Yüzerken kendinizi nasıl güvende tutabilirsiniz?

  • Havuz dışında toplu alanlarda  maske takın
  • Tam aşı olun. Bir COVID-19 aşısının ciddi enfeksiyonlara karşı riski büyük ölçüde azalttığı ve plaj gibi açık alanlarda yayılmayı önlemede etkili olduğu gösterilmiştir.
  • Ellerinizi mümkün olduğunca temiz tutun. Özellikle halka açık bir alandaysanız, ortak yüzeylere mikrop bulaşmasını veya bu yüzeylerden kendinize ve eşyalarınıza mikrop bulaşmasını önlemek için ellerinizi dezenfekte ettiğinizden emin olun.

-Sandalyeleri veya masaları dezenfekte edin veya sterilize edin. Oturmak için kendi sandalyelerinizi ve havlularınızı getirmeniz daha iyi olur, ancak bir şezlong kullanıyorsanız, dezenfektan bir bezle tamamen sildiğinizden emin olun.

-İyi bir yüzme hijyeni uygulayın. Mümkünse yüzerken suya tükürmeyin veya burnunuzu sümkürmeyin. Bunu havuz gibi yakın yerlerde yapmak, özellikle evinizde olmayan başkalarıyla yüzüyorsanız, genel risk faktörlerini etkileyebilir. Göl suyunu yutmaktan veya ağzınıza su girmesine izin vermekten kaçının. COVID-19’un kan yoluyla bulaşma riski de bilinmemekle birlikte, herhangi bir açık kesik veya yara ile yüzmekten kaçınmalısınız.

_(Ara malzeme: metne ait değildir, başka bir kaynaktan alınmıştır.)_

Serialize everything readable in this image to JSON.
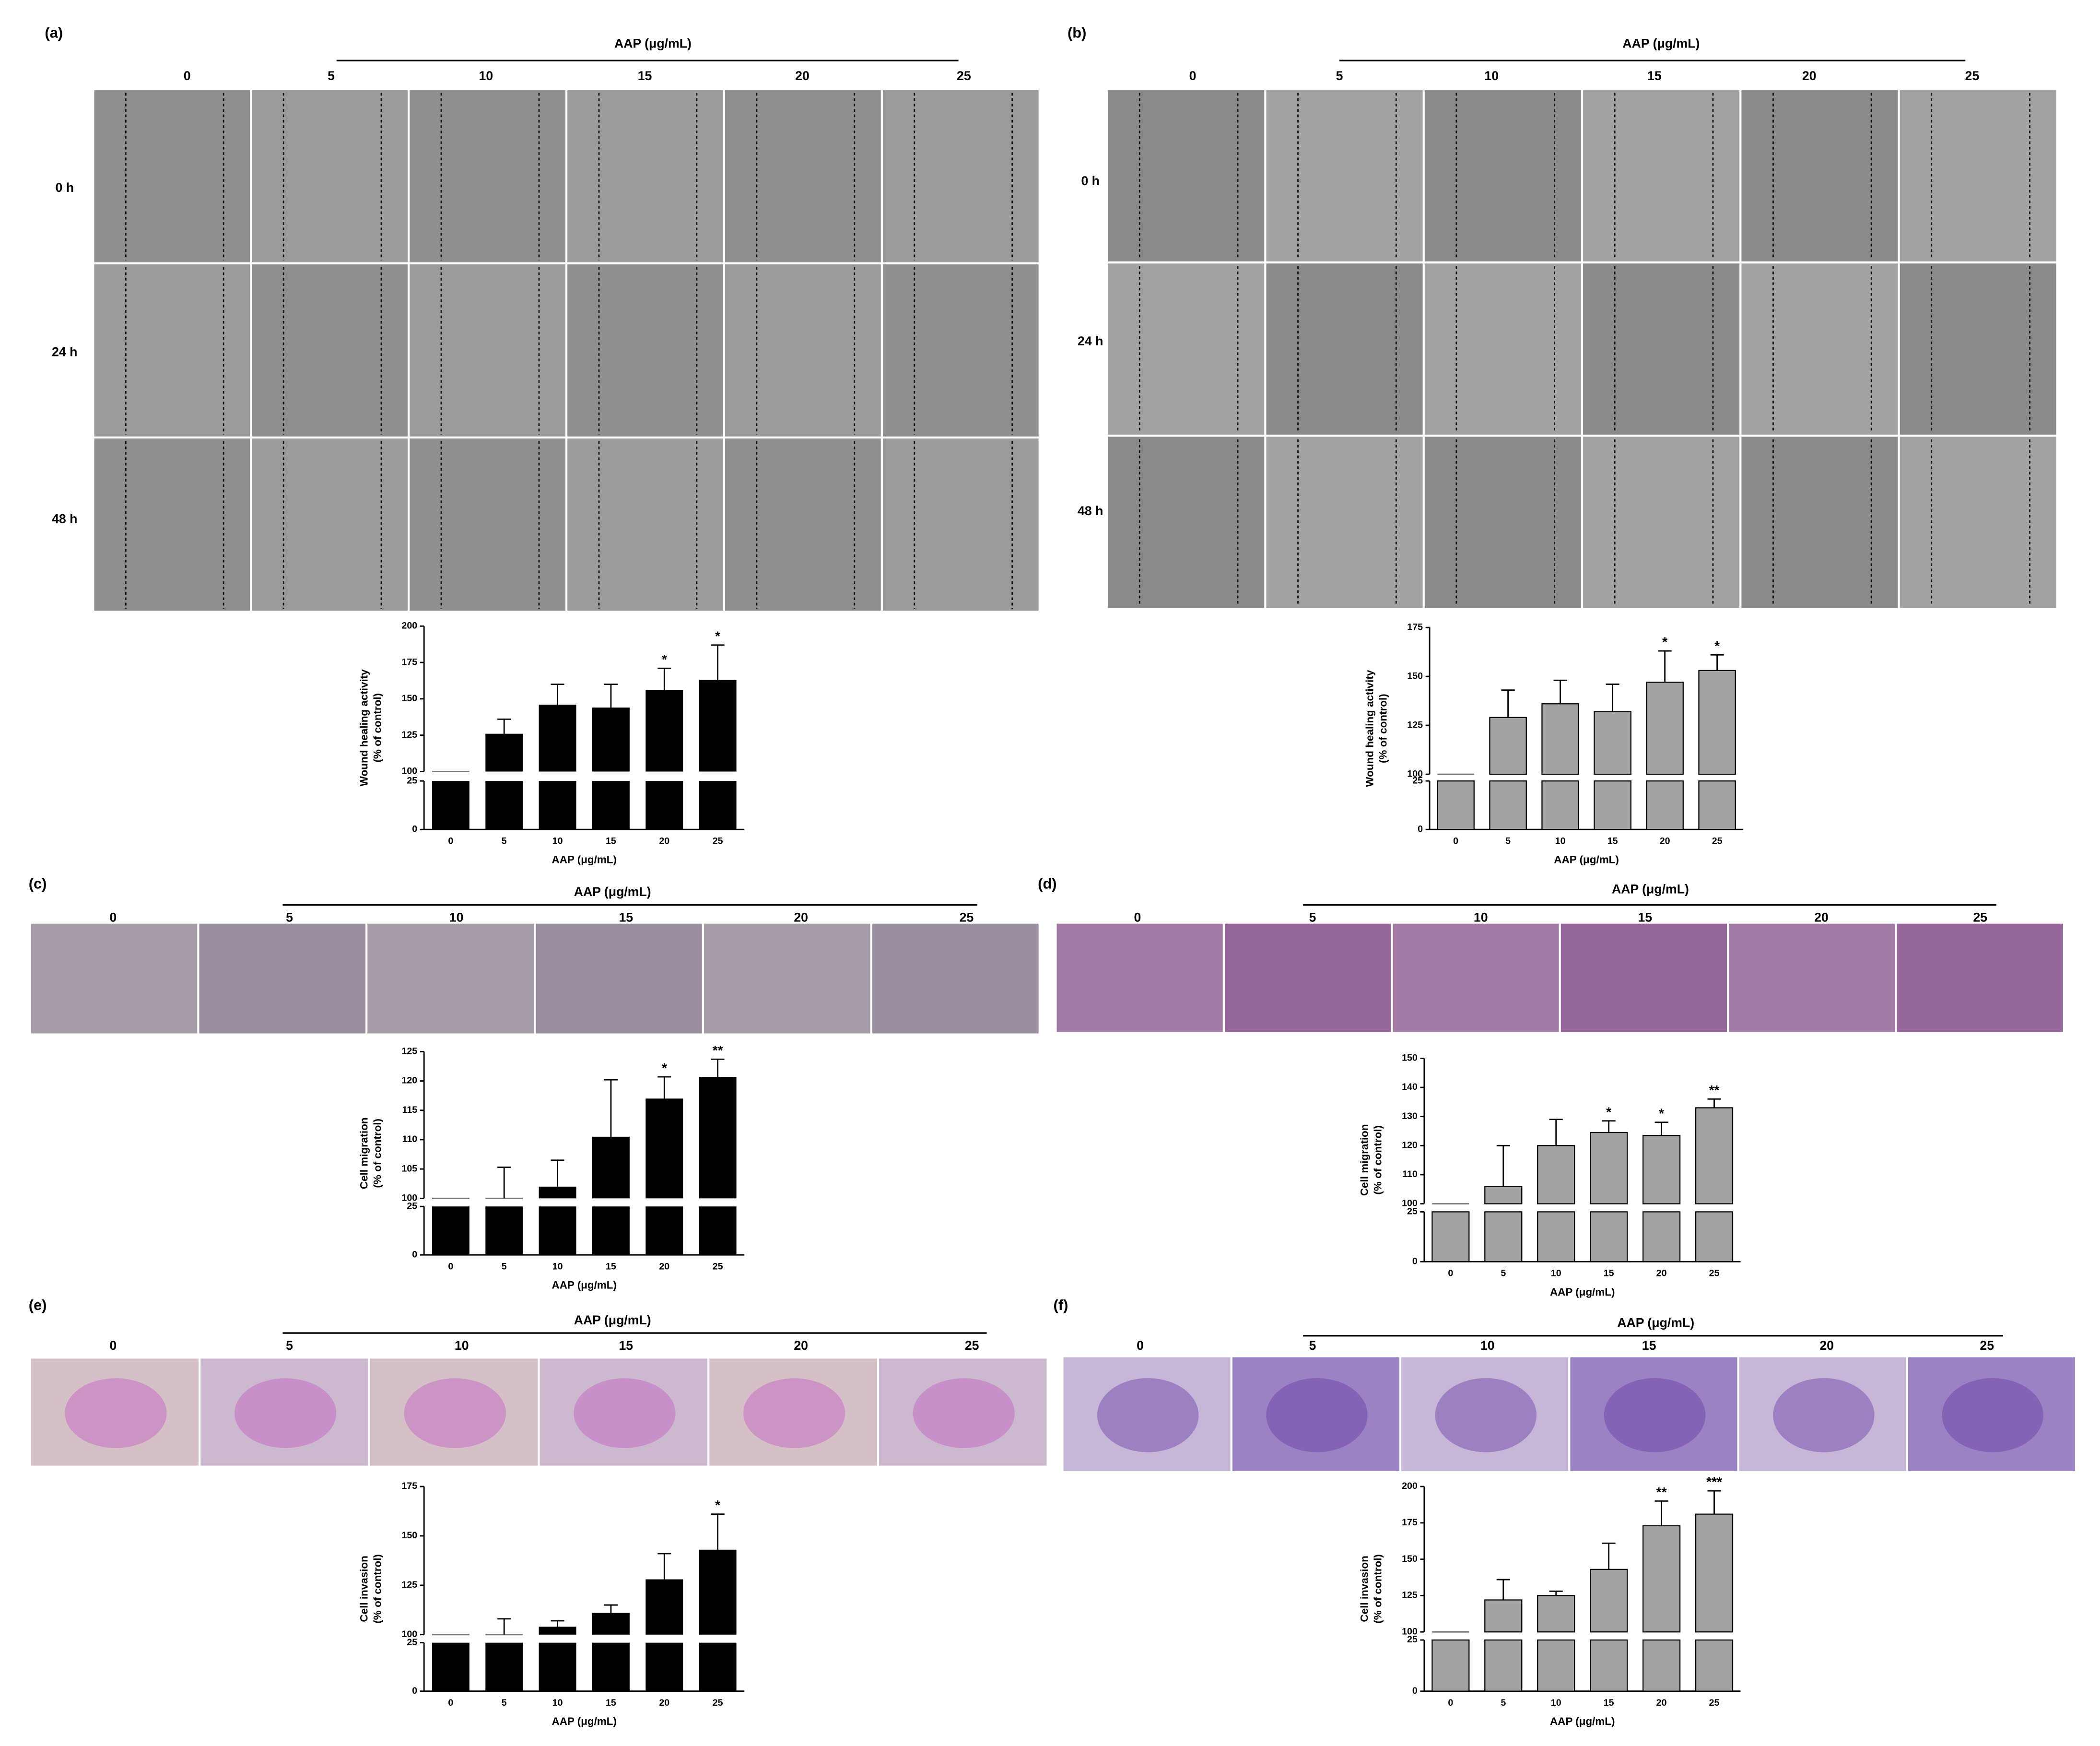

-Kalabalığınızı küçük tutun ve seyahatinizi mümkün olduğunca kısa tutun. Arkadaşlarla dışarıda olmak, onları evinize davet etmekten daha güvenli olsa da, CDC’nin dışarıdayken grupları 10 veya daha az tutma talebine uymalısınız.

Üç altın kuralı hiçbir zaman unutmayın

Açık hava etkinlikleri, iç mekan etkinliklerine kıyasla daha düşük COVID-19 bulaşma riski ile ilişkilidir. Bununla birlikte, planlarınız ne olursa olsun, üç altın kural hala geçerlidir:

  • Hastaysanız evde kalın,
  • El hijyenini koruyun ve
  • Başkalarıyla fiziksel mesafeyi koruyun.

Eğer hastaysanız, hiç sosyalleşmemelisiniz. Sonuçları beklerken COVID-19 testi yaptırmalı ve kendinizi izole etmelisiniz. Dışarıda bile, bir hasta kişi COVID-19’u çok sayıda insana yayabilir.